6. The method according to claim 1, characterized in that, The method further includes: Upon receiving the start command, the task execution script in the terminal device is loaded into the cache; and / or, The task execution script is obtained from the edge computing server and stored.
7. The method according to any one of claims 1 to 6, wherein, The specified operation event includes at least one of the following: a user's mouse double-click event, a mouse text selection event, or a keyboard input event.
8. An edge intelligent agent, characterized in that, include: A module for performing the information processing method as described in any one of claims 1 to 7.
9. An edge agent, comprising: Memory; as well as A processor coupled to the memory, the processor being configured to execute the information processing method as described in any one of claims 1 to 7 based on instructions stored in the memory.

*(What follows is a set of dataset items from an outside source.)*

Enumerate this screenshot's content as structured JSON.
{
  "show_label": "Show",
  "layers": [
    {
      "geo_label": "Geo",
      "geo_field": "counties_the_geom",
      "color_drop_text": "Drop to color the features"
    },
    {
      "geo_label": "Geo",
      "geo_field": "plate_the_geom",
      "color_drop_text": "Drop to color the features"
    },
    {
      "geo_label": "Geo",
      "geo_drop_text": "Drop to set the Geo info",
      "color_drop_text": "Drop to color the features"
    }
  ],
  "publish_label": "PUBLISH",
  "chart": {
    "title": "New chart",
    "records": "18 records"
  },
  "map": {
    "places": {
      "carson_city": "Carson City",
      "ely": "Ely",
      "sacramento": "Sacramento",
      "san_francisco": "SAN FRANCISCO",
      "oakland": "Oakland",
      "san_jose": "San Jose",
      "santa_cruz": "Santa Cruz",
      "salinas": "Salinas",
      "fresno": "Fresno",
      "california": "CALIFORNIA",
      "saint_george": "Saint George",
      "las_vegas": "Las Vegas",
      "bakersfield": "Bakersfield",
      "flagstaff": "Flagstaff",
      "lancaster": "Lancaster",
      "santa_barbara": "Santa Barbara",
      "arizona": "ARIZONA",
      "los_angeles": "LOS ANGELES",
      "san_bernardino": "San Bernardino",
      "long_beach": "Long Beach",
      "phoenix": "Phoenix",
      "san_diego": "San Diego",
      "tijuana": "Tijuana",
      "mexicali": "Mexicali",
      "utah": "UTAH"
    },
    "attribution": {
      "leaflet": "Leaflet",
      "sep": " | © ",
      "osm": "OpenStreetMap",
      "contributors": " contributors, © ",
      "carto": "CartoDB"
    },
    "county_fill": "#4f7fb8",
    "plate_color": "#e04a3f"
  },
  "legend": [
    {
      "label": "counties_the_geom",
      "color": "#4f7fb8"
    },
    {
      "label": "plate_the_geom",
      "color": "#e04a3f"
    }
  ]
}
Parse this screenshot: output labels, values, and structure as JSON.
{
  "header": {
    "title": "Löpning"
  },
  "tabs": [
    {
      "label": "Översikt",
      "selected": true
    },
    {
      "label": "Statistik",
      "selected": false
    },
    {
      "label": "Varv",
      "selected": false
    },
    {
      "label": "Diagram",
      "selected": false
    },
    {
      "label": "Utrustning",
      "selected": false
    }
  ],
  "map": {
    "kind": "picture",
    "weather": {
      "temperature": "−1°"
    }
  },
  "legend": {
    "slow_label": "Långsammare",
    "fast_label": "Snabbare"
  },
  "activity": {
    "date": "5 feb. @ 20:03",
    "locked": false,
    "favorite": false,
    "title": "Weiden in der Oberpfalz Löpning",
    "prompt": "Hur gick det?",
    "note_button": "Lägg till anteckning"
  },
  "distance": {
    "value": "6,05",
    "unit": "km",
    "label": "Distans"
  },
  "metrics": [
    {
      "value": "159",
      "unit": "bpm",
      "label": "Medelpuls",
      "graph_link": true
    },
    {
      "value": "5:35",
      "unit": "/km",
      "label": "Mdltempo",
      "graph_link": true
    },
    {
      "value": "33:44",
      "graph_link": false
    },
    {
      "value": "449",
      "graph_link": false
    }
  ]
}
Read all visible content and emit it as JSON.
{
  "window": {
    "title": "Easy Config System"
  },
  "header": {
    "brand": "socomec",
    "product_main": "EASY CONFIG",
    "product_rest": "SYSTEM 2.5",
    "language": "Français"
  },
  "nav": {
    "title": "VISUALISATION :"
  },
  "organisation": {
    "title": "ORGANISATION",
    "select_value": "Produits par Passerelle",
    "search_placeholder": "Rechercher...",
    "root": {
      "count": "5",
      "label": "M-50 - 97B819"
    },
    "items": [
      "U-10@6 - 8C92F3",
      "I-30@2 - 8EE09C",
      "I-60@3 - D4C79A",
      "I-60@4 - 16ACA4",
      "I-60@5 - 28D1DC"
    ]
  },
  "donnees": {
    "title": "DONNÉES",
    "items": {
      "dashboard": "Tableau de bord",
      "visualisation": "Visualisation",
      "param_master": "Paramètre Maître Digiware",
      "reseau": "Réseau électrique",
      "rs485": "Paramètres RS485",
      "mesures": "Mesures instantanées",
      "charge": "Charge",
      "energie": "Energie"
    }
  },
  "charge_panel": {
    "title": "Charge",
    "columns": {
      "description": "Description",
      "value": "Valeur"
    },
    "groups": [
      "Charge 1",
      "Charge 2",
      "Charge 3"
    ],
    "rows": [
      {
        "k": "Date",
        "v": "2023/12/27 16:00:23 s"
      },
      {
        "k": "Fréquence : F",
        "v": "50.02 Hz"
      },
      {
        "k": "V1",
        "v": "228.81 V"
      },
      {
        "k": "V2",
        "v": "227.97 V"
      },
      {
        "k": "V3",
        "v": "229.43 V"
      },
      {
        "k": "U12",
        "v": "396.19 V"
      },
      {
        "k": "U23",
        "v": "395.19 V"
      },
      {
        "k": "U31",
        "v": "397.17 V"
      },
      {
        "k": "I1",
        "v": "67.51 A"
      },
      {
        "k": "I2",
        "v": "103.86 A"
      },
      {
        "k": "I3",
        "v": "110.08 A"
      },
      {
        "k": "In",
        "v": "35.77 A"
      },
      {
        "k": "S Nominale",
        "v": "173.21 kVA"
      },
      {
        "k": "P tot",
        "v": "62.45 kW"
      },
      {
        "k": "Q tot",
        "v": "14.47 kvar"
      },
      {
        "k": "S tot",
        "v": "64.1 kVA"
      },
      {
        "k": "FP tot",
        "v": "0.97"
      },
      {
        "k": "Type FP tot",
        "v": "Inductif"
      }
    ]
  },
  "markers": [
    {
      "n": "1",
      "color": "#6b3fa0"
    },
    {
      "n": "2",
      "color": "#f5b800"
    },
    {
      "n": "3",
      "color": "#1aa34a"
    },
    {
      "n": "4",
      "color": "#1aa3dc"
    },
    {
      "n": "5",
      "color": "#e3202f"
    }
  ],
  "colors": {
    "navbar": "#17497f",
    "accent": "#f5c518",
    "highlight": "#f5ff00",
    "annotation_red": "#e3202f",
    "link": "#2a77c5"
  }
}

10. A system comprising: Edge agents as described in claim 8 or 9; An edge computing server is configured to retrieve a task execution script from an artificial intelligence (AI) server and send the task execution script to the edge agent; and The AI server.
11. A computer-readable storage medium having stored thereon computer instructions that, when executed by a processor, implement the information processing method as described in any one of claims 1 to 7.
12. A computer program product having stored computer program instructions thereon, which, when executed by a processor, implement the information processing method as described in any one of claims 1 to 7.